If You Are Overzealous:
So you like the idea of HIIT right? Remember with this form of exercise it requires that you work flat out for short periods and if used excessively as part of a training routine can quickly lead to over-training. Consider limiting HIIT to 2-3 times a week and leave time for other important training components i.e. strength training.
Ways You Can Work HIIT into Your Routine:
HIIT can be worked into training routines rather easily and this is one of the reasons it is so effective – easy to incorporate and difficult to perform, but that is the beauty of HIIT.
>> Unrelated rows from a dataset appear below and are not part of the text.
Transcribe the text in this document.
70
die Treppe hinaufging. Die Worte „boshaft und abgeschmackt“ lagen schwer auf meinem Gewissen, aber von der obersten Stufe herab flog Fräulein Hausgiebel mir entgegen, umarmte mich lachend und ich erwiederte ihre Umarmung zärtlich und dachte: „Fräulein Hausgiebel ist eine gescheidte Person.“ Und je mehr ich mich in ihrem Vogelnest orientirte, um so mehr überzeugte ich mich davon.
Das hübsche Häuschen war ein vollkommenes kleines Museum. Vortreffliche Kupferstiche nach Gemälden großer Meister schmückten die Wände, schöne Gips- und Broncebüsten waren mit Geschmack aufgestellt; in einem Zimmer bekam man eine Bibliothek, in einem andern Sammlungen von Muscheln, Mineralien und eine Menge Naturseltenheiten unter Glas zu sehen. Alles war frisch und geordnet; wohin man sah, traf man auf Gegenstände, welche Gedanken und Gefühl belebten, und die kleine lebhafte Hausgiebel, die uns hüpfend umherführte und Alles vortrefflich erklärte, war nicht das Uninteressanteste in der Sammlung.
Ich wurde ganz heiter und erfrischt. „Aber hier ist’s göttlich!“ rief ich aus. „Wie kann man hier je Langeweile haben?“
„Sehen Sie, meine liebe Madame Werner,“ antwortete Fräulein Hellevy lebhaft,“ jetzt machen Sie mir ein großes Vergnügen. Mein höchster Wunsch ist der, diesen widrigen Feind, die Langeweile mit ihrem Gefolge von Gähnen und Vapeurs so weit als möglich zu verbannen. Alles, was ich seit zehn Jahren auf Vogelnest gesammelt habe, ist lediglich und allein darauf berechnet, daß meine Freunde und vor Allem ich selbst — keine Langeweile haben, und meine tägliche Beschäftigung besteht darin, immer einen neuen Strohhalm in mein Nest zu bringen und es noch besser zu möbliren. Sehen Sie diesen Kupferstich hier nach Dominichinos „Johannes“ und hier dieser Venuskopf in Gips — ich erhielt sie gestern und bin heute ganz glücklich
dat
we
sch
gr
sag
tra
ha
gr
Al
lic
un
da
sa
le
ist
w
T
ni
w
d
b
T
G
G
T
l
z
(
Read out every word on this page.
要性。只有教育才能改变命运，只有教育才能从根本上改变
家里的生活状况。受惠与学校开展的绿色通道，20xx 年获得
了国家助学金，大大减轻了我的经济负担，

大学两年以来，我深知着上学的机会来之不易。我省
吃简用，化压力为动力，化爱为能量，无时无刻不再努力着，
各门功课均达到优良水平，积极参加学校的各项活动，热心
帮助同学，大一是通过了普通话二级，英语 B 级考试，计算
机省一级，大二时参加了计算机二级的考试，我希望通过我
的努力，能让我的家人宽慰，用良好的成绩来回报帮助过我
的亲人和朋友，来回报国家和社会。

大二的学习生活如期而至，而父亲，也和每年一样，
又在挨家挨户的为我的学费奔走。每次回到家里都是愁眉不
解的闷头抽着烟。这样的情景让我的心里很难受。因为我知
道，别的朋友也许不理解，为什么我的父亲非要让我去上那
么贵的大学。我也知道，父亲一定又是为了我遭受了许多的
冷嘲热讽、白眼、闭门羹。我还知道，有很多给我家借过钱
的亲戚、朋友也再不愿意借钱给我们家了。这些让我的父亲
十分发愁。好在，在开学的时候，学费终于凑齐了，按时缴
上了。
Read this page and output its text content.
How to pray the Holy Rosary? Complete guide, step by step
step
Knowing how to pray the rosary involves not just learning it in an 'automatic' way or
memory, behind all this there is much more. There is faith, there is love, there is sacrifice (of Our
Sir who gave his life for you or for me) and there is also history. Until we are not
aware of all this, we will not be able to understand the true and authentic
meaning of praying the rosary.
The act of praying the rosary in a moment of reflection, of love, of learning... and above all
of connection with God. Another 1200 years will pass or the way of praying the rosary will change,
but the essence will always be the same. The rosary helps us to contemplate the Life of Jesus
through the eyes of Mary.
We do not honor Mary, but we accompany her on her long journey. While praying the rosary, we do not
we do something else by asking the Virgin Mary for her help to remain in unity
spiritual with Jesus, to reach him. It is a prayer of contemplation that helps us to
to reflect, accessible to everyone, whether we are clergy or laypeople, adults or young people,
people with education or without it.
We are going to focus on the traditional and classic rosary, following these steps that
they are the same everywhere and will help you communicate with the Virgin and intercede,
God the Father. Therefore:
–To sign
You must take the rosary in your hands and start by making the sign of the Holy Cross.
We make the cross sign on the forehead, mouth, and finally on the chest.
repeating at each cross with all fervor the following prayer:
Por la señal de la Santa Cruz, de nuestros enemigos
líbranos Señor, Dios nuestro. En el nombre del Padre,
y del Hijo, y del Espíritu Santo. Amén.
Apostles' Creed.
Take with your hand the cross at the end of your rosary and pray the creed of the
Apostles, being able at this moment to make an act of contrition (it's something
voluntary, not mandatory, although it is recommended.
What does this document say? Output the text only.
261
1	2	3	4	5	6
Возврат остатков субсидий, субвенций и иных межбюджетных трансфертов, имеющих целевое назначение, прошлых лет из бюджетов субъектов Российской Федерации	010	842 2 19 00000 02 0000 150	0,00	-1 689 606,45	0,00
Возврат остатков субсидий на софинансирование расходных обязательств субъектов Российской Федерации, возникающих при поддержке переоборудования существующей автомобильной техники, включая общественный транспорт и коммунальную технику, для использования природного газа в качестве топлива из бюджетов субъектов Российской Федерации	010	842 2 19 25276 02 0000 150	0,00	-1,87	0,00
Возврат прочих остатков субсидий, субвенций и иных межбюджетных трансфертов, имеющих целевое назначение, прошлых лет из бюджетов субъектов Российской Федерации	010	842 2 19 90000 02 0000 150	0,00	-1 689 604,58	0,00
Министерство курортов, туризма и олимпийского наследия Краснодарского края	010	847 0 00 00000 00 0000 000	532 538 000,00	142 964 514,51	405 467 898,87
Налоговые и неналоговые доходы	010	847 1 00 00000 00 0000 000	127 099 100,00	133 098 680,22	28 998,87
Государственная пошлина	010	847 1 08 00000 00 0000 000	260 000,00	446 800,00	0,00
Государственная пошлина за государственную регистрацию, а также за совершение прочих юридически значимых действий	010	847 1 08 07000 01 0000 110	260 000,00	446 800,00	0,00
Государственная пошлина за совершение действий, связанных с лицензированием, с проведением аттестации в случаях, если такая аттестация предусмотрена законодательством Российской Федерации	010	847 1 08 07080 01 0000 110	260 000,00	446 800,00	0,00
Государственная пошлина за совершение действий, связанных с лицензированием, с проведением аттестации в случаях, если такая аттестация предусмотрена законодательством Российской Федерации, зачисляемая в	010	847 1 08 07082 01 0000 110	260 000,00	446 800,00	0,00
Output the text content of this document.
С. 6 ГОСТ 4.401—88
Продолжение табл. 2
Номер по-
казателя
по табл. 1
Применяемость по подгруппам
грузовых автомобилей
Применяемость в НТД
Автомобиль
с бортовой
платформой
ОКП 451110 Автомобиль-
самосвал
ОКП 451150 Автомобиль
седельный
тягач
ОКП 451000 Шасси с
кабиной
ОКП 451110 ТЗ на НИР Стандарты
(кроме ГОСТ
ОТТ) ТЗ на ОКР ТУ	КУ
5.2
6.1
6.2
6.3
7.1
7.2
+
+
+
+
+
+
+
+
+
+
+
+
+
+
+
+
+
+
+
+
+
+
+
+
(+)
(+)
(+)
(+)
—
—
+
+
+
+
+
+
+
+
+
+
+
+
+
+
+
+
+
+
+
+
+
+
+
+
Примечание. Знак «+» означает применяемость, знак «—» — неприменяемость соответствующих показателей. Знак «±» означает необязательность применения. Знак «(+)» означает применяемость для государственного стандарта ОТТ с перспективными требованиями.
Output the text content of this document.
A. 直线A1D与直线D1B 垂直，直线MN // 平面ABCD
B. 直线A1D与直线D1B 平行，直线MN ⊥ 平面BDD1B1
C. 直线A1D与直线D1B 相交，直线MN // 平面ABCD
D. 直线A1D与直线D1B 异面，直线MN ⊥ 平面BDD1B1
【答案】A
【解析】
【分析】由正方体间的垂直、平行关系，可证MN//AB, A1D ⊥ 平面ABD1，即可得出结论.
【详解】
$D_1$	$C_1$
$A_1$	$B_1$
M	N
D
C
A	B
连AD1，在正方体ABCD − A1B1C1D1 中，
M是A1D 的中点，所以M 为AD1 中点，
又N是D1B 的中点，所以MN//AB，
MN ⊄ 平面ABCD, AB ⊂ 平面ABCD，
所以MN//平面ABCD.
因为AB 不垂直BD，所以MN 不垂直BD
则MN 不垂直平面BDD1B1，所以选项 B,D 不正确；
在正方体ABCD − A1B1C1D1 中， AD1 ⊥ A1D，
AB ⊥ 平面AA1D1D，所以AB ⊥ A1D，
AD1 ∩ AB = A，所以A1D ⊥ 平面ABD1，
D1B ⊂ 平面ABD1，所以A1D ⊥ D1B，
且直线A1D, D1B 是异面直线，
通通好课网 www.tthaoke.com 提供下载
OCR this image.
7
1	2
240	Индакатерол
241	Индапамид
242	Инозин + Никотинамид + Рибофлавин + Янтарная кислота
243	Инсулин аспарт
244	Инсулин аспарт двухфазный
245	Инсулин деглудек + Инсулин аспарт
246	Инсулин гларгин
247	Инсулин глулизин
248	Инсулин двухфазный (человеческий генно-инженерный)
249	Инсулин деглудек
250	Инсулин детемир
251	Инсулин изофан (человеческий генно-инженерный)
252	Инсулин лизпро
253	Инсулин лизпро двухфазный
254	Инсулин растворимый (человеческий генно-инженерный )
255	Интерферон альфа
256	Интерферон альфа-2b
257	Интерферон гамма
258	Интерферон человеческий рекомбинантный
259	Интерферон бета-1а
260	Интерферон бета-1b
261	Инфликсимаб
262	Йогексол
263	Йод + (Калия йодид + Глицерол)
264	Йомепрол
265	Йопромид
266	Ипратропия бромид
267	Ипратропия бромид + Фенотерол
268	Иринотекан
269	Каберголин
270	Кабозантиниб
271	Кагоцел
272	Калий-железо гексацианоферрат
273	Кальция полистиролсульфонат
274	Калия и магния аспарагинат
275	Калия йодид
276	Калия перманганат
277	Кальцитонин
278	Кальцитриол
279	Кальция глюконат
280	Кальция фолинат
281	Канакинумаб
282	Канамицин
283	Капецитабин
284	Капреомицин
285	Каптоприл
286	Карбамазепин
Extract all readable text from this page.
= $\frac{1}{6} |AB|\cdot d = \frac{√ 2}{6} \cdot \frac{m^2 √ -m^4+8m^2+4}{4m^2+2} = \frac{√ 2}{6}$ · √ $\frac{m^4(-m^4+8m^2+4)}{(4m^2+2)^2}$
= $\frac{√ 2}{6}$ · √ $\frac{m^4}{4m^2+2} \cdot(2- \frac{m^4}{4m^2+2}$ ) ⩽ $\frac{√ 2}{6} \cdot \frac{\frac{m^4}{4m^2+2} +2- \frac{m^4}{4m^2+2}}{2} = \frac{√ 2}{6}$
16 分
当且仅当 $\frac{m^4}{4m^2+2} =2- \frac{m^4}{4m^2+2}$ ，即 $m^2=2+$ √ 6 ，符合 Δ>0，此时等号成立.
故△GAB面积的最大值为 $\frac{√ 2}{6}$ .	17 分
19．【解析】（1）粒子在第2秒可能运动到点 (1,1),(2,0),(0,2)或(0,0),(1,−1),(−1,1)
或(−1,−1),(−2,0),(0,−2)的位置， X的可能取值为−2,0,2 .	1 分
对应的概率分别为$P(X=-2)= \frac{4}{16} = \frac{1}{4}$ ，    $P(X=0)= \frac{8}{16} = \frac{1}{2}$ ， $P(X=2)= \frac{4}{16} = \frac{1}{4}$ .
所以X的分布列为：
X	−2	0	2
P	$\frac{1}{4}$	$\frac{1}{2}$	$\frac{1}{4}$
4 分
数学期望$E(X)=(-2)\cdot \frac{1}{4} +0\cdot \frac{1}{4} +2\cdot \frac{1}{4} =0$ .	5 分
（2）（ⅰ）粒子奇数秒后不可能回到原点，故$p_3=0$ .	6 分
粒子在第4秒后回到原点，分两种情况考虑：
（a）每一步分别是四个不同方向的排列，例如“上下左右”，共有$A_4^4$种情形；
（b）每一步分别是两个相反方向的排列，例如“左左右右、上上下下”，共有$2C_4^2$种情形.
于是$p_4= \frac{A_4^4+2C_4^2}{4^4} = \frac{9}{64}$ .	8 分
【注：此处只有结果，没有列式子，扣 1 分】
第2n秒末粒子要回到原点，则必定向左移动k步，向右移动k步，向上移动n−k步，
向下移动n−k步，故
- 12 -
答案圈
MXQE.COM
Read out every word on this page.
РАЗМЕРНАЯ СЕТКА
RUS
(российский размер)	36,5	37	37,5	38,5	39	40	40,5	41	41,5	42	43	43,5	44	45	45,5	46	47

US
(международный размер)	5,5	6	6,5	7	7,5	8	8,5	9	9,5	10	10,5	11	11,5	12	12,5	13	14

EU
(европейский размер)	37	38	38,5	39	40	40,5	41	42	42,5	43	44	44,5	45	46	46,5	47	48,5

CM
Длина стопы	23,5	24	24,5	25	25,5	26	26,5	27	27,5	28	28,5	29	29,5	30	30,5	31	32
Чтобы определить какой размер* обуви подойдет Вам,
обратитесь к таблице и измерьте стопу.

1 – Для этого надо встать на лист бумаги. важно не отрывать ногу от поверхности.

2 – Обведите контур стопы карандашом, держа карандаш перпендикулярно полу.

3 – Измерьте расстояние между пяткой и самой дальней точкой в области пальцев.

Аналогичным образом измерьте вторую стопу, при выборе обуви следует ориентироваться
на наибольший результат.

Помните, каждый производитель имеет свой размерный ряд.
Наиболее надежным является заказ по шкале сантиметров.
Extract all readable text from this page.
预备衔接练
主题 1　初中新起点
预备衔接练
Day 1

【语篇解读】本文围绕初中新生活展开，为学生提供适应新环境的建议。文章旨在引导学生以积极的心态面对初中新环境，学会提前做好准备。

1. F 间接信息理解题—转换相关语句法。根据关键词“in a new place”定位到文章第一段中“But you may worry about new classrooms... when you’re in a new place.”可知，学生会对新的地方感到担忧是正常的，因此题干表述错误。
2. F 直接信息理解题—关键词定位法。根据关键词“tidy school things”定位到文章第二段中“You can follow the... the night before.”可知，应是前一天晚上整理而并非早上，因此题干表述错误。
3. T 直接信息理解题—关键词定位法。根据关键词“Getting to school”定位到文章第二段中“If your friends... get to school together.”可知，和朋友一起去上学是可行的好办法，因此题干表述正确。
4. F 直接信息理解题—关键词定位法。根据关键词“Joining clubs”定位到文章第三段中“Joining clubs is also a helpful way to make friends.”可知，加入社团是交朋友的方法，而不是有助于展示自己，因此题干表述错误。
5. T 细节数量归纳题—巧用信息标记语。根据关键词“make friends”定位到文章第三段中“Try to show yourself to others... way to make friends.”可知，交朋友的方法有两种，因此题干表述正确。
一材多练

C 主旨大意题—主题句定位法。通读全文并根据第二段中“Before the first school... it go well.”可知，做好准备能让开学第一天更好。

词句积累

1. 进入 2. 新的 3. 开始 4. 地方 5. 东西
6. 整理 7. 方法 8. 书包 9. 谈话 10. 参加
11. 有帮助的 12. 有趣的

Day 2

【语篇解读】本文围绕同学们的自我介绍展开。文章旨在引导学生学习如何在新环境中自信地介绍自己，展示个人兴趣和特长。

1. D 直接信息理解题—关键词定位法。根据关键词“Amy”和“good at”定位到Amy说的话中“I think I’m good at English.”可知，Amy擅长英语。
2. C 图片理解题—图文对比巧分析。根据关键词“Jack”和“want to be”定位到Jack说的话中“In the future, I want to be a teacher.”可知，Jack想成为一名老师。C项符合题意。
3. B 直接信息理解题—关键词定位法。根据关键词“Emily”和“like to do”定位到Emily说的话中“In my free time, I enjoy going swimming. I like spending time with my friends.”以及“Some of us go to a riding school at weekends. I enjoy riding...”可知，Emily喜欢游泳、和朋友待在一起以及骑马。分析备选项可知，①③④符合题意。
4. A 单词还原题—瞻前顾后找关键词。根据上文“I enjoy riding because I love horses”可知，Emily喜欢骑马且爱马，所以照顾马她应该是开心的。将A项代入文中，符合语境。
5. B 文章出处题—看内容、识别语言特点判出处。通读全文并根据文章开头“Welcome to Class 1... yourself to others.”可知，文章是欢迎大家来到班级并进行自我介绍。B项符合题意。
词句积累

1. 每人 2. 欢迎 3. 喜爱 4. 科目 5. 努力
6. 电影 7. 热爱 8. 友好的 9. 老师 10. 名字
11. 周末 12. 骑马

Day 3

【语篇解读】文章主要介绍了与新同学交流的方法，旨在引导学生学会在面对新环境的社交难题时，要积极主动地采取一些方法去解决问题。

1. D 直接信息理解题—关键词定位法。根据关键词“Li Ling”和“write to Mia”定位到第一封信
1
Treadmill / Exercise Bike / Elliptical Trainer / Rowing Machine:
Sprint for 30 seconds at maximal intensity and jog/walk for 60 seconds recovery. Repeat for 20 minutes.
Training outdoors can provide the opportunity to race between landmarks. For example, here in the UK the streets are filled with lampposts every 50 yards or so and provide a great opportunity to sprint from one lamppost to the next then walk to the following one for recovery, and repeat. This principle can also be applied in the park with tree’s or something similar.
Jump for 60 seconds at maximal intensity and rest or slow walk for 60 seconds recovery. Repeat for 20 minutes.
Combine bodyweight exercises including push-ups, squats, lunges, pull-ups for 60 seconds of high intensity work followed by 60 seconds rest (or 30 seconds rest for a more advanced session). Repeat for 20 minutes.
Locate a hill that will be suitable for running up and getting back down safely. The steeper you choose the more challenging it will be. Sprint to the top of the hill and walk back down to recover, when you reach the bottom head straight back up the hill with a sprint. Repeat for 20 minutes.
Give it a try, good luck, its not easy – but the results it can bring make it all worthwhile.